After lunch, my group headed back to the training area, with a little more information to go on. The rumors were flying around about Osama bin Laden having a possible connection to this. Again, I was pretty shocked to learn that the majority of people I was talking with had no idea who he was. I remember getting on a soap box at that point about why other countries dislike the U.S. I even remember arrogantly stating that “they all hate us over there.” They meaning Arabs and Muslims, and overthere meaning the Middle East. I wish I knew then what I didn’t comprehend at the time, and that I could take those words back. When we were in Egypt this last summer, our guide brought up 9/11 without prompting from us. She let us know that 9/11 is a national embarrassment to Egypt, and that the overwhelming majority of Egyptians wish they could have prevented the events. Mohamed Atta, the ringleader of the attacks, was an Egyptian. This was something I kept in mind as I traveled through Egypt, because I was there within weeks of President Obama also making a visit to Egypt. The country rolled out the red carpet for our president, and they poured out adoration for him the entire time he was there. They were sending a message to us all that they love and respect America, and they don’t want to be held responsible for the sins of one lunatic terrorist. Mohamed Atta has been blotted out of Egyptian history. You will not find his name held in any kind of honor by the Egyptian people.
In the later afternoon hours we were having a round table discussion about where the country goes from here. It was then that one of my co-workers stated that we should just lock up all foreigners or send them all back to where they came from. I got to know this person much better later on, and I know this person was just lashing out in fear as we tend to do at such horrible and fearful moments. At the time I felt they were being a bigot, and let this person know that such action would make us no better than the Nazi’s. Emotions were beginning to run high. I still fear for those whose emotions continue to run high, and hold the opinion that we need to lock up or send away innocent people because they have the same skin color, nationality, or religion as someone who performed such a horrible act. We don’t get fired up about geeky white kids after the Columbine attacks. We also aren’t trying to lock up everybody who has a collection of guns after the Oklahoma City bombings. We enter dangerous territory when we start painting large populations of people with the same brush stroke.

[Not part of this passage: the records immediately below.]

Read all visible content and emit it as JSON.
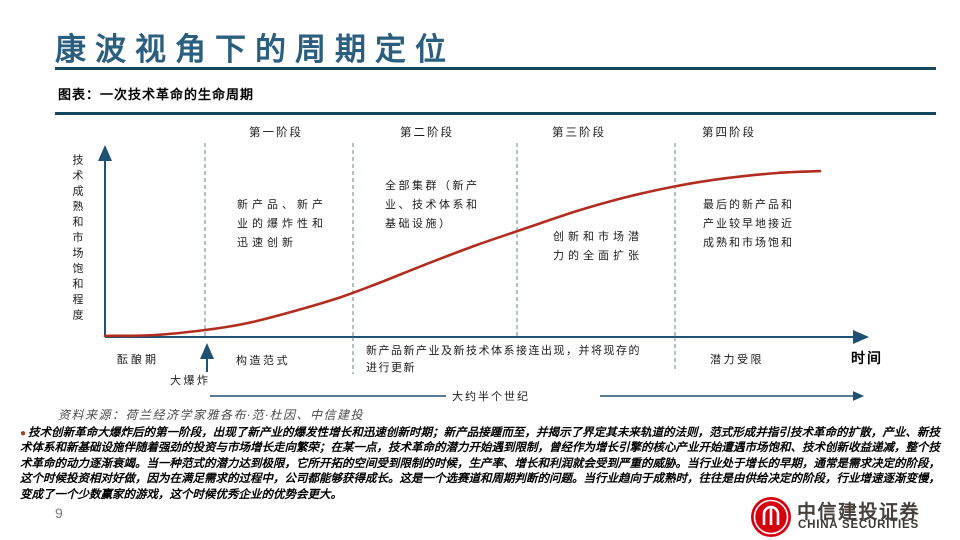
{
  "page": {
    "title": "康波视角下的周期定位",
    "figure_caption": "图表：一次技术革命的生命周期",
    "source": "资料来源：荷兰经济学家雅各布·范·杜因、中信建投",
    "page_number": "9",
    "logo": {
      "name_cn": "中信建投证券",
      "name_en": "CHINA SECURITIES",
      "brand_red": "#d7000f"
    }
  },
  "chart_data": {
    "type": "line",
    "title": "一次技术革命的生命周期",
    "xlabel": "时间",
    "ylabel": "技术成熟和市场饱和程度",
    "x_unit": "percent_of_time_axis",
    "y_unit": "percent_of_maturity",
    "x": [
      0,
      7,
      14,
      20,
      27,
      33,
      38,
      45,
      52,
      59,
      66,
      73,
      80,
      87,
      94,
      100
    ],
    "y": [
      1.7,
      2.2,
      5,
      8.9,
      16.1,
      23.3,
      30.6,
      41.7,
      52.2,
      61.7,
      71.1,
      78.9,
      85,
      89.4,
      92.2,
      93.3
    ],
    "curve_color": "#b22d20",
    "stage_boundaries_x": [
      13,
      34.7,
      57.6,
      79.7
    ],
    "stages": [
      {
        "label": "第一阶段",
        "description": "新产品、新产业的爆炸性和迅速创新"
      },
      {
        "label": "第二阶段",
        "description": "全部集群（新产业、技术体系和基础设施）"
      },
      {
        "label": "第三阶段",
        "description": "创新和市场潜力的全面扩张"
      },
      {
        "label": "第四阶段",
        "description": "最后的新产品和产业较早地接近成熟和市场饱和"
      }
    ],
    "x_axis_annotations": [
      "酝酿期",
      "构造范式",
      "新产品新产业及新技术体系接连出现，并将现存的进行更新",
      "潜力受限"
    ],
    "event_marker": "大爆炸",
    "time_span_label": "大约半个世纪",
    "legend": "none",
    "grid": "off"
  },
  "chart_labels": {
    "y_axis": "技术成熟和市场饱和程度",
    "x_axis": "时间",
    "stage1_title": "第一阶段",
    "stage2_title": "第二阶段",
    "stage3_title": "第三阶段",
    "stage4_title": "第四阶段",
    "stage1_desc": "新产品、新产\n业的爆炸性和\n迅速创新",
    "stage2_desc": "全部集群（新产\n业、技术体系和\n基础设施）",
    "stage3_desc": "创新和市场潜\n力的全面扩张",
    "stage4_desc": "最后的新产品和\n产业较早地接近\n成熟和市场饱和",
    "incubation": "酝酿期",
    "big_bang": "大爆炸",
    "paradigm": "构造范式",
    "renewal": "新产品新产业及新技术体系接连出现，并将现存的\n进行更新",
    "limited": "潜力受限",
    "span": "大约半个世纪"
  },
  "body": {
    "bullet": "●",
    "text": "技术创新革命大爆炸后的第一阶段，出现了新产业的爆发性增长和迅速创新时期；新产品接踵而至，并揭示了界定其未来轨道的法则，范式形成并指引技术革命的扩散，产业、新技术体系和新基础设施伴随着强劲的投资与市场增长走向繁荣；在某一点，技术革命的潜力开始遇到限制，曾经作为增长引擎的核心产业开始遭遇市场饱和、技术创新收益递减，整个技术革命的动力逐渐衰竭。当一种范式的潜力达到极限，它所开拓的空间受到限制的时候，生产率、增长和利润就会受到严重的威胁。当行业处于增长的早期，通常是需求决定的阶段，这个时候投资相对好做，因为在满足需求的过程中，公司都能够获得成长。这是一个选赛道和周期判断的问题。当行业趋向于成熟时，往往是由供给决定的阶段，行业增速逐渐变慢，变成了一个少数赢家的游戏，这个时候优秀企业的优势会更大。"
  }
}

My last recollections of the day came after work. I decided to get gasoline, and fortunately the gas station was right across the street from work. There were rumors of rationing of gas, and that prices were about to spike to $10/gallon, and all sorts of other things. I paid in the afternoon what I would have paid in the morning, but I had to wait in line because we all heard the same rumors. This was the first time I had made a point of talking to the people around me at the station. We were all encouraging each other that it was going to be OK. Then we all talked about going home and holding our spouses and children, and just praying for better days. Then I got back into my car, and drove the 40 miles I had to get back home on I-69. I remember never getting above 55 miles per hour even though the speed limit was 70. I also remember not being passed by anyone, and certainly not being cut off or tailgated. We all just wanted to get home and be close to the ones we loved the most. I got home to my wife who was already in front of the TV, crying over the events. We wrapped ourselves in a blanket and just held each other in silence, and waited for time to begin moving again.